Aug 01, 2018 - Jul 31, 2020


Florida State University

Award Number

Using mobile devices to authenticate a person's identity, both for access to the device itself and as a platform for verifying access to other nearby devices, is an important problem to address in building secure and private computing systems. This proposal seeks to improve voice recognition as an authentication tool by developing physical models of people's vocal tracts that uniquely affect how individual people produce sounds. These novel biometric traits will be captured and inferred using a variety of sensors that are present on many mobile devices, and studied for their potential to both uniquely identify individuals and be practically used in real contexts. The work also includes systematic studies of how differences in device characteristics, user behavior, and users' physical state (for instance, having a cold) affect both voice production and the ability to model it and use it as a biometric identifier, and how methods for inferring voice characteristics can account for these differences. The work will lead to scientific contributions to both the science of voice production and more general questions about leveraging unique characteristics of physical systems, potential practical applications in authentication, and opportunities to support both undergraduate and graduate education.

The proposed research demonstrates how human physiology and mobile sensing can be explored to enhance mobile authentication. The work around modeling physical voice production will focus on modeling the phoneme sound origin for different sounds from different places in the human vocal tract.
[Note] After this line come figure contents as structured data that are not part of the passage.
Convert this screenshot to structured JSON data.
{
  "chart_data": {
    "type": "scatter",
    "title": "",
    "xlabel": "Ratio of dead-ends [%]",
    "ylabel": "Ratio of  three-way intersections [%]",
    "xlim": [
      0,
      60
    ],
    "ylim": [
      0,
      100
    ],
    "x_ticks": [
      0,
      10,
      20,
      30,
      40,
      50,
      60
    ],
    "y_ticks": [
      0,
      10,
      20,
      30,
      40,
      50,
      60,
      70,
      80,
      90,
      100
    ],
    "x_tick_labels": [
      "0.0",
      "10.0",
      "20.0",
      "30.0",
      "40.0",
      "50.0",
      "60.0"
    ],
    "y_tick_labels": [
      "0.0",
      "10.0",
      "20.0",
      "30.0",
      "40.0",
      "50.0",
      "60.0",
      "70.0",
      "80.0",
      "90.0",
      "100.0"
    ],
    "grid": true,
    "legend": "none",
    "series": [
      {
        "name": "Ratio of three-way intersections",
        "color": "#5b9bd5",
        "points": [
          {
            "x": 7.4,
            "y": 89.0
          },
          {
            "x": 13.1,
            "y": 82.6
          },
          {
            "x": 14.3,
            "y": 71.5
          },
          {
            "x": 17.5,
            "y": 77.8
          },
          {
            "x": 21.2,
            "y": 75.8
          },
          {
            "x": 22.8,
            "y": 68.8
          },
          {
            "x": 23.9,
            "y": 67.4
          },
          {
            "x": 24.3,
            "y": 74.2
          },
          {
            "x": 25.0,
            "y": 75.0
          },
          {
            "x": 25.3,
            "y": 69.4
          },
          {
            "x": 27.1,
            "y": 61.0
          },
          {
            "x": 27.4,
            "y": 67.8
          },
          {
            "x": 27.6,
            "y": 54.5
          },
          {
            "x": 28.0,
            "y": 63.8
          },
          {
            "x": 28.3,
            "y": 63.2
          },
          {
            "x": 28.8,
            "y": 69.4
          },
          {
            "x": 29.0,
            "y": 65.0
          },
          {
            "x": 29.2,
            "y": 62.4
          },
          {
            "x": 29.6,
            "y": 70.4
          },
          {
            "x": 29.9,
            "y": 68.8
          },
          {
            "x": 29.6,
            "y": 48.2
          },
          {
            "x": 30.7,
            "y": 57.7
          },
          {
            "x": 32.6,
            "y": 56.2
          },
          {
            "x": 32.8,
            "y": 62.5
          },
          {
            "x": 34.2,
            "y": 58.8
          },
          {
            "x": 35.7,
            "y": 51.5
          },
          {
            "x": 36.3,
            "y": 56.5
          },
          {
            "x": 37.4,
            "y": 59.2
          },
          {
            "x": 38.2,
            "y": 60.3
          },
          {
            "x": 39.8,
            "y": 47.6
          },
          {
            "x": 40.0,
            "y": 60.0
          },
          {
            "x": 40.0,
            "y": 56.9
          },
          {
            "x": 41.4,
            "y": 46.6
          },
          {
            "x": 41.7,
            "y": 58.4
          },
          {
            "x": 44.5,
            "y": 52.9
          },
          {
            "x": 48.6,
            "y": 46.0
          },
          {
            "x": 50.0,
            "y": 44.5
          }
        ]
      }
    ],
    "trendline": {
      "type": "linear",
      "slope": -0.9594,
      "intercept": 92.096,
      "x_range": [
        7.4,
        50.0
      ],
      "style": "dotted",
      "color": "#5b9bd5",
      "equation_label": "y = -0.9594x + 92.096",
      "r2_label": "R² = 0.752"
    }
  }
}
These differences in individual physiology are analogous to similar ideas that use small variations in the physical characteristics of computing devices to generate a unique hardware-based signature for each device. They will be sensed through signal processing algorithms that leverage time differences in sound capture from multiple microphones and be evaluated both individually and in combination with other biometric features on the quality of authentication as measured by error rates across datasets of different sizes. The next phase of the work will examine how the context of capture affects the biometric quality. These include the microphone placement and audio chipset and sampling rates of a variety of devices; aspects of a person's grip and interaction with the device and its relative location to their mouth, as well as their posture and motion; and aspects of their physiological (i.e., sickness) and psychological state (through standard techniques for eliciting emotion through video). Finally, to address the problem of adapting models across contexts, the project team will develop techniques to sense pose, distance, and emotional state, as well as evaluate the potential to leverage statistical learning methods well-suited to relative rather than absolute data values such as correlation analysis and Gaussian Mixture Models to address these contextual variations.